Second, as prices fall, home equity loans will be a thing of the past. Falling home prices are the single leading factor in the bubble burst. Prices started falling well before foreclosures were an issue. My estimation is prices began to fall in early 2005. Homes prices have now retreated to 2003-04 levels. Meaning a home that sold in 2005 for $250,000 is now selling for $220,000 (as long as it’s in perfect condition). Homeowners’ getting over their heads financially is nothing new; however; the difference now is they can’t just sell their house, because they owe more than it’s worth. I turned away 20+ listings this year due to homeowners being upside down on their mortgages. As a result, they are walking away and letting the banks foreclose on them. As more and more foreclosures (up 90% from last year) hit the market home prices will continue to be pressured downward. Before it’s over (if things don’t spin totally out of control) we will see price levels equal to the year 2000…Approximately, a 20% decrease in prices.
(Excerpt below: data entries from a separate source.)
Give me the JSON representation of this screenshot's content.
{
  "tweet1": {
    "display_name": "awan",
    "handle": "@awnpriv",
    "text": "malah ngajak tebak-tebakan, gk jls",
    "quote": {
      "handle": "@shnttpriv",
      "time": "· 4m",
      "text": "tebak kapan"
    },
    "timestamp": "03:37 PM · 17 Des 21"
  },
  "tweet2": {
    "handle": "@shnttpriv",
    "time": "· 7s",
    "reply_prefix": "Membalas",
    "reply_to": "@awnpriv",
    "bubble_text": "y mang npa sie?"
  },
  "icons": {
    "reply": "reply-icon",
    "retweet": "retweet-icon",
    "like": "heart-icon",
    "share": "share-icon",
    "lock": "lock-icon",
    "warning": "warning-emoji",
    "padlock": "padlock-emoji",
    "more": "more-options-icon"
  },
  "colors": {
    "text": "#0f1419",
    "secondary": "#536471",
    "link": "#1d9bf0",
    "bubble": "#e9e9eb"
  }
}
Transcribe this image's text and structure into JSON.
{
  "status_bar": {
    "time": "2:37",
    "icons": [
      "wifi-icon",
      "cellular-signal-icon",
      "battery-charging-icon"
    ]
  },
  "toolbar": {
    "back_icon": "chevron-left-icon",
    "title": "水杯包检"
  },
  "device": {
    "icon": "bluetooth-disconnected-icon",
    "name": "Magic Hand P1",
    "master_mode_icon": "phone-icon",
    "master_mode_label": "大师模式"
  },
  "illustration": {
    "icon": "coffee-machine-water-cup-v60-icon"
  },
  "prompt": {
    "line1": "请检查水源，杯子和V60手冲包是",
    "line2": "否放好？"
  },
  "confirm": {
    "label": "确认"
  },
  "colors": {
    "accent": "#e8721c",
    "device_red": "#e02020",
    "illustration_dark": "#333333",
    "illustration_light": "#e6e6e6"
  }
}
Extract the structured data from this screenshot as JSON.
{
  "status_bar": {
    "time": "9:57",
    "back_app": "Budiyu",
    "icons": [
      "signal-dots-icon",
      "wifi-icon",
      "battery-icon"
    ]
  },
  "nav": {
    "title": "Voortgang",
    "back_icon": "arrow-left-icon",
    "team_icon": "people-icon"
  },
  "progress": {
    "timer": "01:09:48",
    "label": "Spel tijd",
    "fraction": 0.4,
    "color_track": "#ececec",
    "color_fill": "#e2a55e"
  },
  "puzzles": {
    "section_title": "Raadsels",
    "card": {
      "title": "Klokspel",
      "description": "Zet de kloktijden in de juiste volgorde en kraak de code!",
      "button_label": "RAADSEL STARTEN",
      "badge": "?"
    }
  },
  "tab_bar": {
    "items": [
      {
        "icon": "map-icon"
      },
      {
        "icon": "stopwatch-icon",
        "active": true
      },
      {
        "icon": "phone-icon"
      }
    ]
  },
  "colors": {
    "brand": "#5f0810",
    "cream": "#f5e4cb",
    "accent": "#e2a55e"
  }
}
Now, you may say, “great, I can’t sell my house for what I owe on it. I will just stay and wait for the market to turn. I have a good job and can get use to the idea of staying in my home a little longer. This problem doesn’t really affect me.” Wrong, as more and more homeowners are unable to tap into their homes equity they will no longer be buying cars, 4 wheelers, big screen t.v.’s, computers, lawn tractors, updating kitchens, roofs or siding etc. Millions and millions of homeowners will be putting off discretionary spending out of necessity. This will result in a tremendous fallout in the retail sector of our economy, which in turn, will have a direct effect on the transportation and manufacturing industries. Many jobs will be lost and many more homes foreclosed.

Finally, as the housing market crashes, so does the tax roll of state, county and local governments. These institutions have built their budgets on the back of the housing surge during the past ten years. It will not be unheard of to see local governments going bankrupt, schools shutting down, police departments with skeleton crews and social programs slashed. You will quite literally see ghost towns, large developments with empty Mcmansions, because it made more sense to walk away than pay the exorbitant property tax.

Sounds depressing doesn’t it. Well, history shows that it will be depressing. This is exactly what happened before the stock market crash that lead to the Great Depression."


Well, folks, that's about it for today. Maybe all this negativism reflects market fatigue. The market did close lower today and we were short, but it was up so much mid-day that we were down $500 before we closed up $50. Whewww, or as Mally would say "scaaary".